The earliest recorded reference to the priory is in the Hundred Roll of 1274, when the manor of Kimbolton was in the hands of the family of de Bohun. It was a small monastery, and probably never held more than seven canons. Very little is known of its history. There are no foundation charters extant. In 1366 the parish church of Kimbolton was appropriated to the use of the canons, the parish church was served by canons from the priory.

Bishop William Alnwick visited the priory in 1442. The prior was accused of maintaining his own kinsfolk out of the revenues of the house; but this was only asserted by a brother who had just been accused of visiting the village in secular attire. No other charges were made.

The first known prior was John de Ripton (d. 1309) and the last Edmund Bonde.

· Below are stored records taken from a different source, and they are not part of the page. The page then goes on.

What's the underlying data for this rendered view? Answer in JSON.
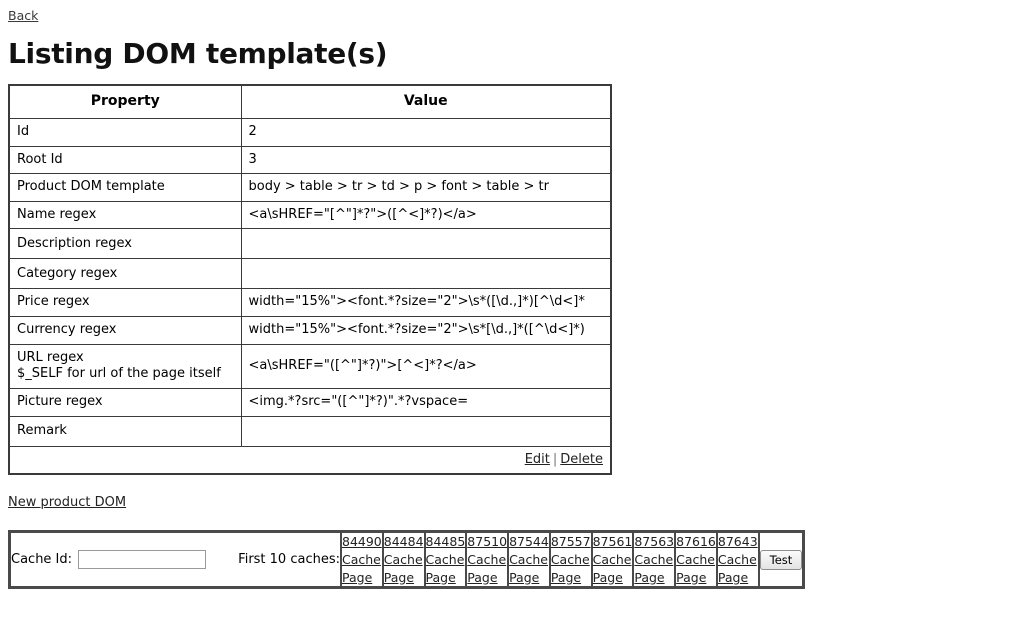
{
  "nav": {
    "back_label": "Back"
  },
  "header": {
    "title": "Listing DOM template(s)"
  },
  "table": {
    "columns": [
      "Property",
      "Value"
    ],
    "rows": [
      {
        "property": "Id",
        "value": "2"
      },
      {
        "property": "Root Id",
        "value": "3"
      },
      {
        "property": "Product DOM template",
        "value": "body > table > tr > td > p > font > table > tr"
      },
      {
        "property": "Name regex",
        "value": "<a\\sHREF=\"[^\"]*?\">([^<]*?)</a>"
      },
      {
        "property": "Description regex",
        "value": ""
      },
      {
        "property": "Category regex",
        "value": ""
      },
      {
        "property": "Price regex",
        "value": "width=\"15%\"><font.*?size=\"2\">\\s*([\\d.,]*)[^\\d<]*"
      },
      {
        "property": "Currency regex",
        "value": "width=\"15%\"><font.*?size=\"2\">\\s*[\\d.,]*([^\\d<]*)"
      },
      {
        "property": "URL regex",
        "property_line2": "$_SELF for url of the page itself",
        "value": "<a\\sHREF=\"([^\"]*?)\">[^<]*?</a>"
      },
      {
        "property": "Picture regex",
        "value": "<img.*?src=\"([^\"]*?)\".*?vspace="
      },
      {
        "property": "Remark",
        "value": ""
      }
    ],
    "actions": {
      "edit_label": "Edit",
      "separator": "|",
      "delete_label": "Delete"
    }
  },
  "links": {
    "new_product_dom": "New product DOM"
  },
  "cache_bar": {
    "cache_id_label": "Cache Id:",
    "cache_id_value": "",
    "cache_id_placeholder": "",
    "first_caches_label": "First 10 caches:",
    "cache_link_labels": {
      "cache": "Cache",
      "page": "Page"
    },
    "caches": [
      {
        "id": "84490"
      },
      {
        "id": "84484"
      },
      {
        "id": "84485"
      },
      {
        "id": "87510"
      },
      {
        "id": "87544"
      },
      {
        "id": "87557"
      },
      {
        "id": "87561"
      },
      {
        "id": "87563"
      },
      {
        "id": "87616"
      },
      {
        "id": "87643"
      }
    ],
    "test_button_label": "Test"
  },
  "colors": {
    "border": "#3a3a3a",
    "link": "#222222",
    "text": "#000000",
    "background": "#ffffff"
  }
}
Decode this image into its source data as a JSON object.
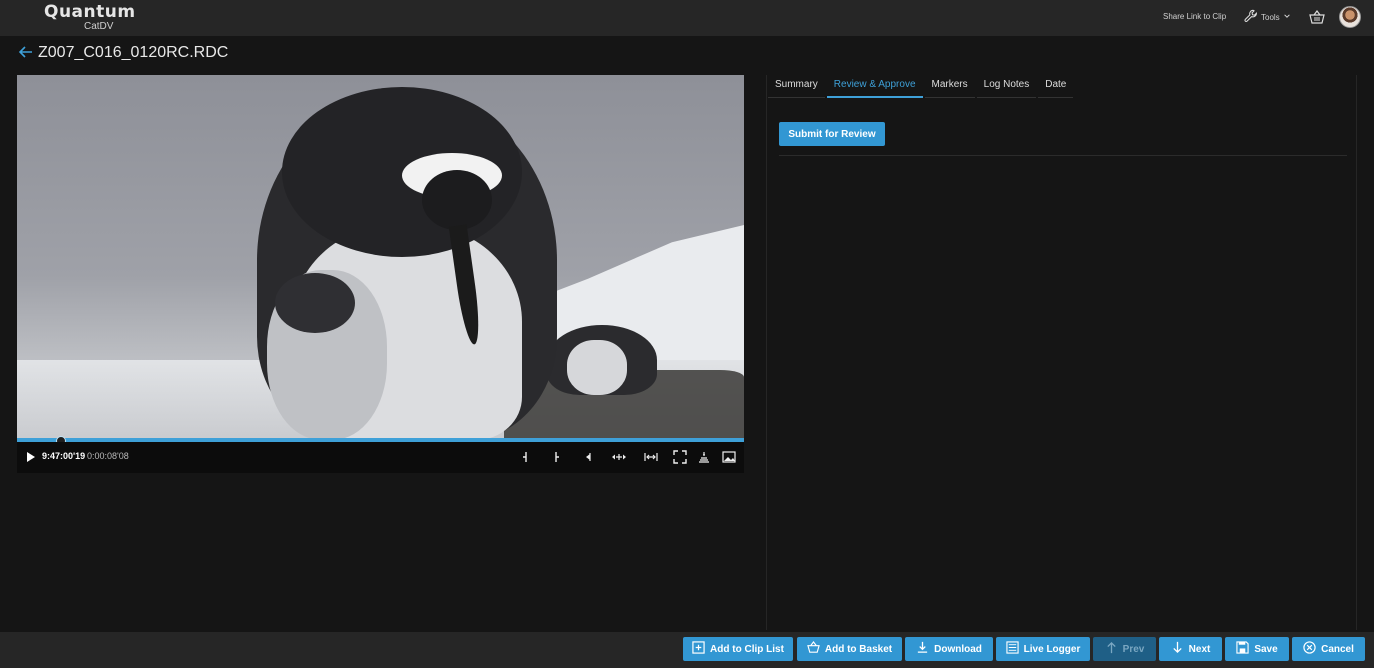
{
  "header": {
    "logo_brand": "Quantum",
    "logo_sub": "CatDV",
    "share_link": "Share Link to Clip",
    "tools": "Tools"
  },
  "clip": {
    "title": "Z007_C016_0120RC.RDC"
  },
  "player": {
    "timecode": "9:47:00'19",
    "position": "0:00:08'08",
    "progress": 0.06
  },
  "tabs": [
    {
      "label": "Summary",
      "active": false
    },
    {
      "label": "Review & Approve",
      "active": true
    },
    {
      "label": "Markers",
      "active": false
    },
    {
      "label": "Log Notes",
      "active": false
    },
    {
      "label": "Date",
      "active": false
    }
  ],
  "review": {
    "submit_label": "Submit for Review"
  },
  "footer": {
    "add_to_clip_list": "Add to Clip List",
    "add_to_basket": "Add to Basket",
    "download": "Download",
    "live_logger": "Live Logger",
    "prev": "Prev",
    "next": "Next",
    "save": "Save",
    "cancel": "Cancel"
  },
  "colors": {
    "accent": "#3297d3",
    "background": "#151515",
    "bar": "#262626"
  }
}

In 1534 the prior and canons signed the Acknowledgment of Royal Supremacy. The surrender of the house was made under the first Act in 1536; with the canons probably allowed to serve as secular priests.

In 1552 the estate was purchased by Thomas Mary Wingfield, who died in 1557, leaving it to his son and heir, Edward Maria Wingfield, aged 7, who was born at Stonely. He was one of the patentees of Virginia in 1606 and 1607 and accompanied the first colonists to Jamestown, but returned in 1608.

Scattered earth works and crop marks are all that remain.

The Priory Cottage, possibly a former stable, was converted to residential use in the 19th century. It is a listed building.